Mais qu’en pense l’intéressé lui-même ? « C’est fini le temps des hommes providentiels qui partent dans ce genre de combat sur leur nom. Je vais consulter, voir si je peux fédérer autour de mes convictions et de mes valeurs – notamment la vocation sociale du sport français. Ensuite, il sera temps de dire si j’y vais. En attendant, je remercie Stéphane Nomis de sa confiance, même si nous étions au départ dans deux camps politiques opposés. Il le sait, de par mon parcours et mon histoire – j’étais en chambre avec Jean-Luc Rougé durant ma carrière – je me devais d’aller au bout de l’aventure avec l’ancienne équipe. Mais j’ai aussi des liens avec la nouvelle. Stéphane Nomis, Nasser Nechar, je les ai eus dans mon club… »

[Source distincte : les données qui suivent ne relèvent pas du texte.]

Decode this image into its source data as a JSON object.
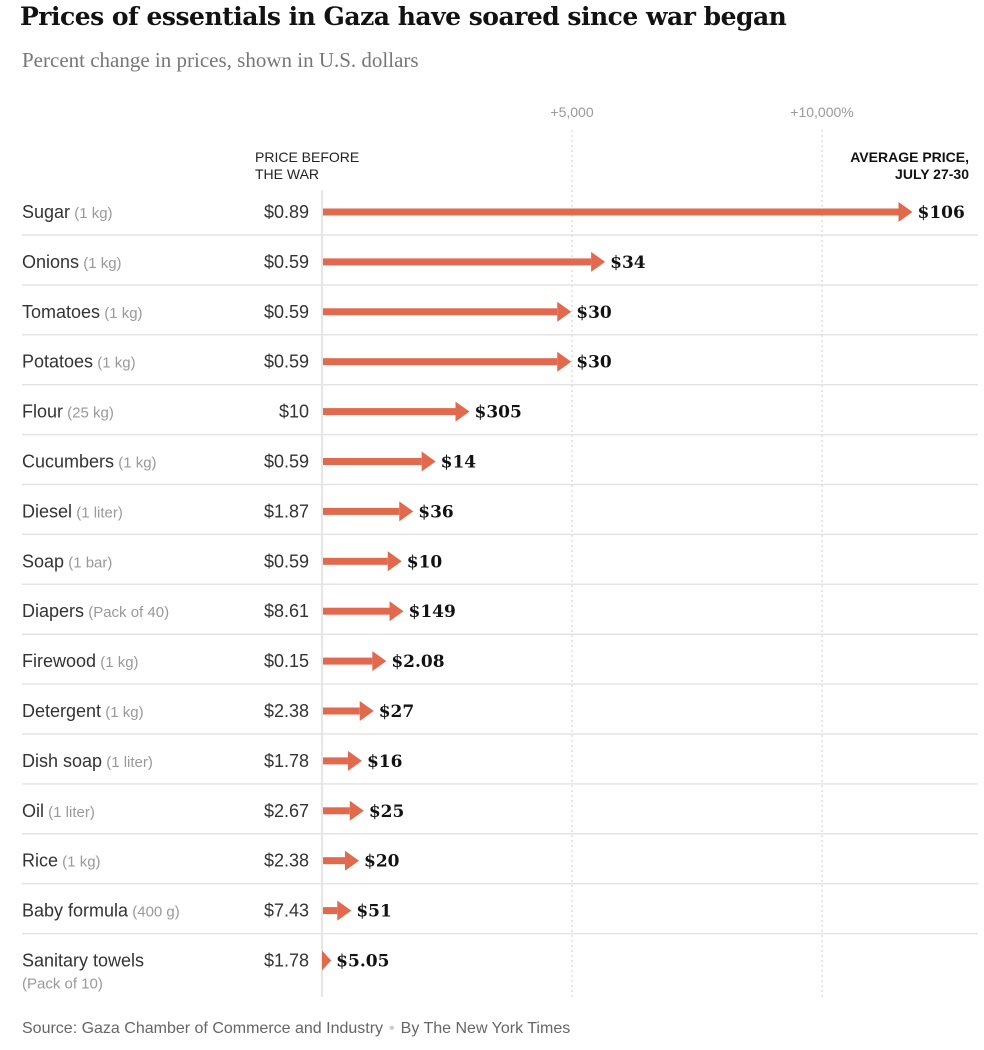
{
  "chart_data": {
    "type": "bar",
    "title": "Prices of essentials in Gaza have soared since war began",
    "subtitle": "Percent change in prices, shown in U.S. dollars",
    "xlabel": "Percent change",
    "ylabel": "",
    "xlim": [
      0,
      13000
    ],
    "grid": true,
    "ticks": [
      {
        "value": 5000,
        "label": "+5,000"
      },
      {
        "value": 10000,
        "label": "+10,000%"
      }
    ],
    "column_headers": {
      "before": [
        "PRICE BEFORE",
        "THE WAR"
      ],
      "after": [
        "AVERAGE PRICE,",
        "JULY 27-30"
      ]
    },
    "accent_color": "#e0694e",
    "items": [
      {
        "name": "Sugar",
        "unit": "(1 kg)",
        "before": 0.89,
        "after": 106,
        "before_label": "$0.89",
        "after_label": "$106"
      },
      {
        "name": "Onions",
        "unit": "(1 kg)",
        "before": 0.59,
        "after": 34,
        "before_label": "$0.59",
        "after_label": "$34"
      },
      {
        "name": "Tomatoes",
        "unit": "(1 kg)",
        "before": 0.59,
        "after": 30,
        "before_label": "$0.59",
        "after_label": "$30"
      },
      {
        "name": "Potatoes",
        "unit": "(1 kg)",
        "before": 0.59,
        "after": 30,
        "before_label": "$0.59",
        "after_label": "$30"
      },
      {
        "name": "Flour",
        "unit": "(25 kg)",
        "before": 10,
        "after": 305,
        "before_label": "$10",
        "after_label": "$305"
      },
      {
        "name": "Cucumbers",
        "unit": "(1 kg)",
        "before": 0.59,
        "after": 14,
        "before_label": "$0.59",
        "after_label": "$14"
      },
      {
        "name": "Diesel",
        "unit": "(1 liter)",
        "before": 1.87,
        "after": 36,
        "before_label": "$1.87",
        "after_label": "$36"
      },
      {
        "name": "Soap",
        "unit": "(1 bar)",
        "before": 0.59,
        "after": 10,
        "before_label": "$0.59",
        "after_label": "$10"
      },
      {
        "name": "Diapers",
        "unit": "(Pack of 40)",
        "before": 8.61,
        "after": 149,
        "before_label": "$8.61",
        "after_label": "$149"
      },
      {
        "name": "Firewood",
        "unit": "(1 kg)",
        "before": 0.15,
        "after": 2.08,
        "before_label": "$0.15",
        "after_label": "$2.08"
      },
      {
        "name": "Detergent",
        "unit": "(1 kg)",
        "before": 2.38,
        "after": 27,
        "before_label": "$2.38",
        "after_label": "$27"
      },
      {
        "name": "Dish soap",
        "unit": "(1 liter)",
        "before": 1.78,
        "after": 16,
        "before_label": "$1.78",
        "after_label": "$16"
      },
      {
        "name": "Oil",
        "unit": "(1 liter)",
        "before": 2.67,
        "after": 25,
        "before_label": "$2.67",
        "after_label": "$25"
      },
      {
        "name": "Rice",
        "unit": "(1 kg)",
        "before": 2.38,
        "after": 20,
        "before_label": "$2.38",
        "after_label": "$20"
      },
      {
        "name": "Baby formula",
        "unit": "(400 g)",
        "before": 7.43,
        "after": 51,
        "before_label": "$7.43",
        "after_label": "$51"
      },
      {
        "name": "Sanitary towels",
        "unit": "(Pack of 10)",
        "before": 1.78,
        "after": 5.05,
        "before_label": "$1.78",
        "after_label": "$5.05",
        "unit_on_new_line": true
      }
    ]
  },
  "footer": {
    "source": "Source: Gaza Chamber of Commerce and Industry",
    "separator": "•",
    "credit": "By The New York Times"
  }
}
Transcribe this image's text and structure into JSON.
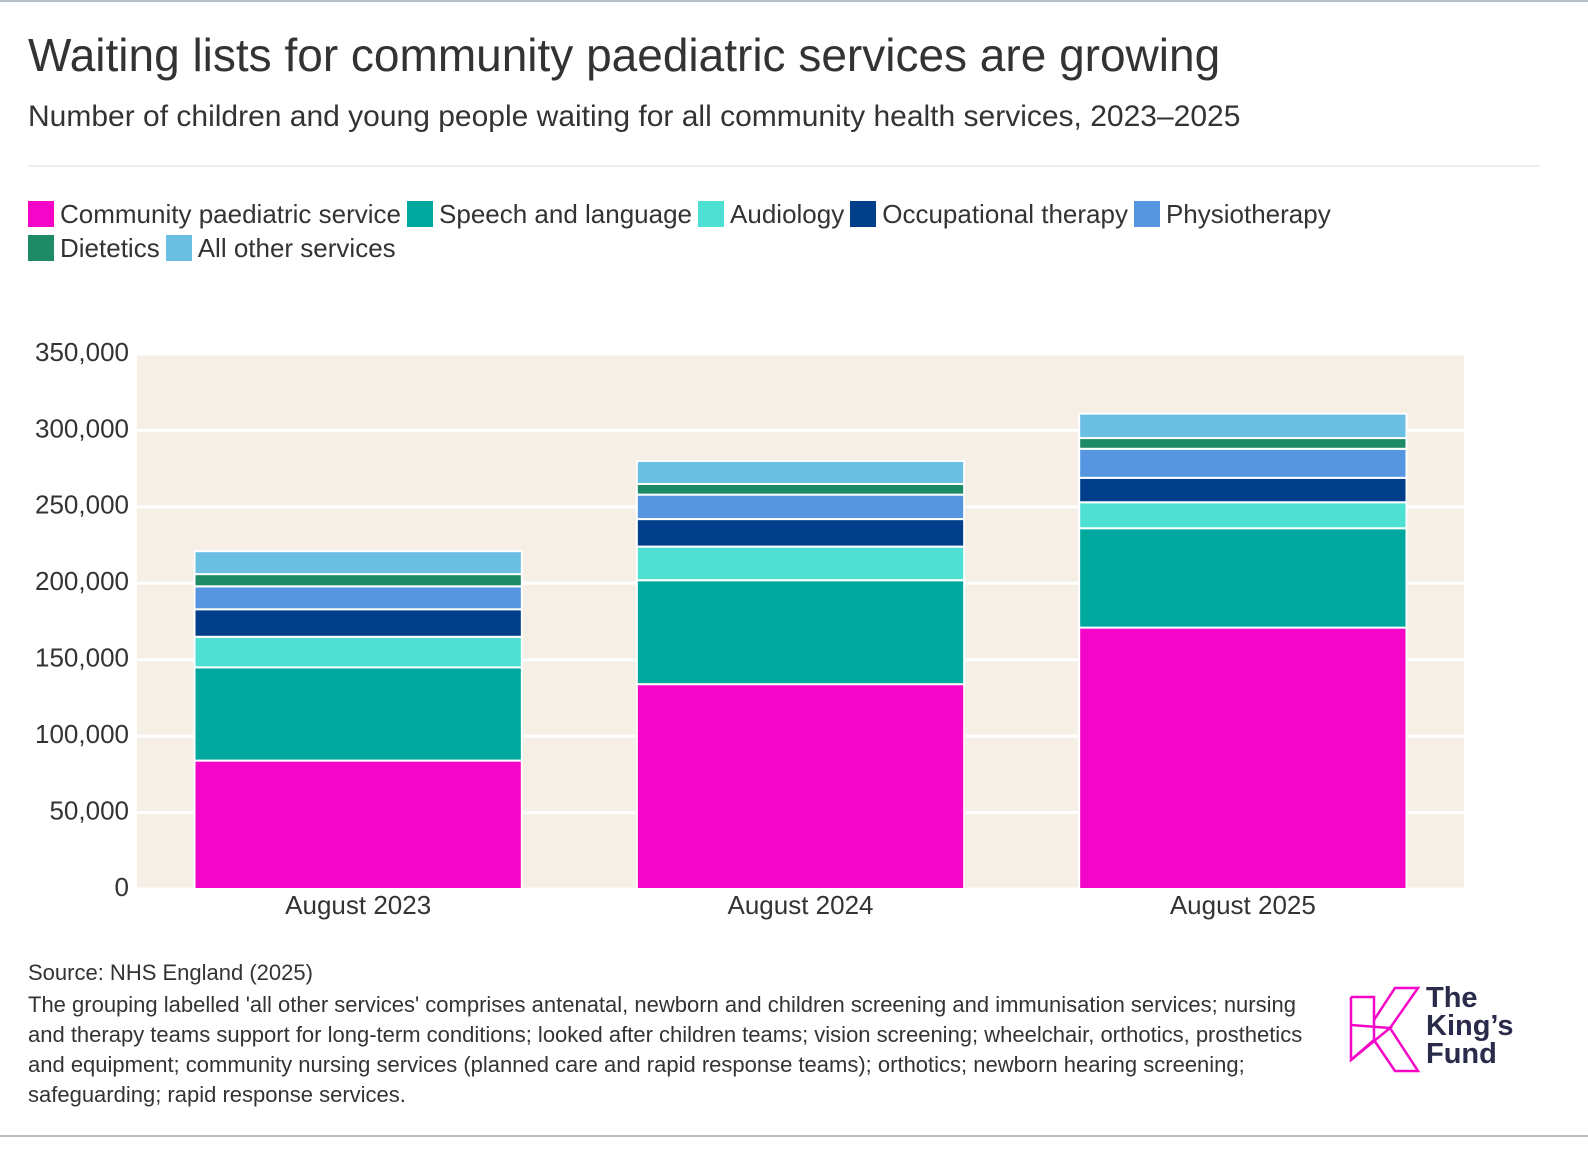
{
  "chart_data": {
    "type": "stacked_bar",
    "title": "Waiting lists for community paediatric services are growing",
    "subtitle": "Number of children and young people waiting for all community health services, 2023–2025",
    "categories": [
      "August 2023",
      "August 2024",
      "August 2025"
    ],
    "series": [
      {
        "name": "Community paediatric service",
        "color": "#f406c9",
        "values": [
          84000,
          134000,
          171000
        ]
      },
      {
        "name": "Speech and language",
        "color": "#00a89d",
        "values": [
          61000,
          68000,
          65000
        ]
      },
      {
        "name": "Audiology",
        "color": "#4fe0d4",
        "values": [
          20000,
          22000,
          17000
        ]
      },
      {
        "name": "Occupational therapy",
        "color": "#023f8a",
        "values": [
          18000,
          18000,
          16000
        ]
      },
      {
        "name": "Physiotherapy",
        "color": "#5696e0",
        "values": [
          15000,
          16000,
          19000
        ]
      },
      {
        "name": "Dietetics",
        "color": "#1e8a66",
        "values": [
          8000,
          7000,
          7000
        ]
      },
      {
        "name": "All other services",
        "color": "#6bbfe3",
        "values": [
          15000,
          15000,
          16000
        ]
      }
    ],
    "ylim": [
      0,
      350000
    ],
    "yticks": [
      0,
      {
        "value": 50000,
        "label": "50,000"
      },
      {
        "value": 100000,
        "label": "100,000"
      },
      {
        "value": 150000,
        "label": "150,000"
      },
      {
        "value": 200000,
        "label": "200,000"
      },
      {
        "value": 250000,
        "label": "250,000"
      },
      {
        "value": 300000,
        "label": "300,000"
      },
      {
        "value": 350000,
        "label": "350,000"
      }
    ],
    "grid": true,
    "legend": "top",
    "source": "Source: NHS England (2025)",
    "note": "The grouping labelled 'all other services' comprises antenatal, newborn and children screening and immunisation services; nursing and therapy teams support for long-term conditions; looked after children teams; vision screening; wheelchair, orthotics, prosthetics and equipment; community nursing services (planned care and rapid response teams); orthotics; newborn hearing screening; safeguarding; rapid response services.",
    "logo": [
      "The",
      "King’s",
      "Fund"
    ]
  }
}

Une potentielle candidature « judo », est-ce que ce serait un souci pour convaincre ? Thierry Rey répond net et clair : « Je ne me pose pas la question. Quand on me présente comme ex-judoka, j’ai coutume de dire que cela n’existe pas. En plus d’être une grande fédération par le nombre et le poids sportif, le judo a des valeurs fortes qui correspondent parfaitement à l’Olympisme, alors je pense que c’est plutôt l’inverse. Quoi qu’il en soit, il est important de montrer notre unité, bien plus forte que les oppositions. C’est d’ores et déjà le message que nous pouvons envoyer au sport français : montrer que nous sommes unis avant d’avoir l’ambition d’unir le sport français. On le voit dans la période difficile dans laquelle nous sommes, c’est plus que jamais essentiel de parler d’une voix claire et solidaire pour affirmer notre importance dans la société. » Le judo français propose donc le nom de l’un de ses hommes clés pour une élection essentielle du sport français, c’est nouveau et c’est intéressant.
Thierry Rey a encore plusieurs mois pour juger de sa capacité à convaincre, et éventuellement se déclarer candidat à l’élection du 29 juin prochain. La FFJDA, elle, s’est prononcée, et ce n’est pas anodin.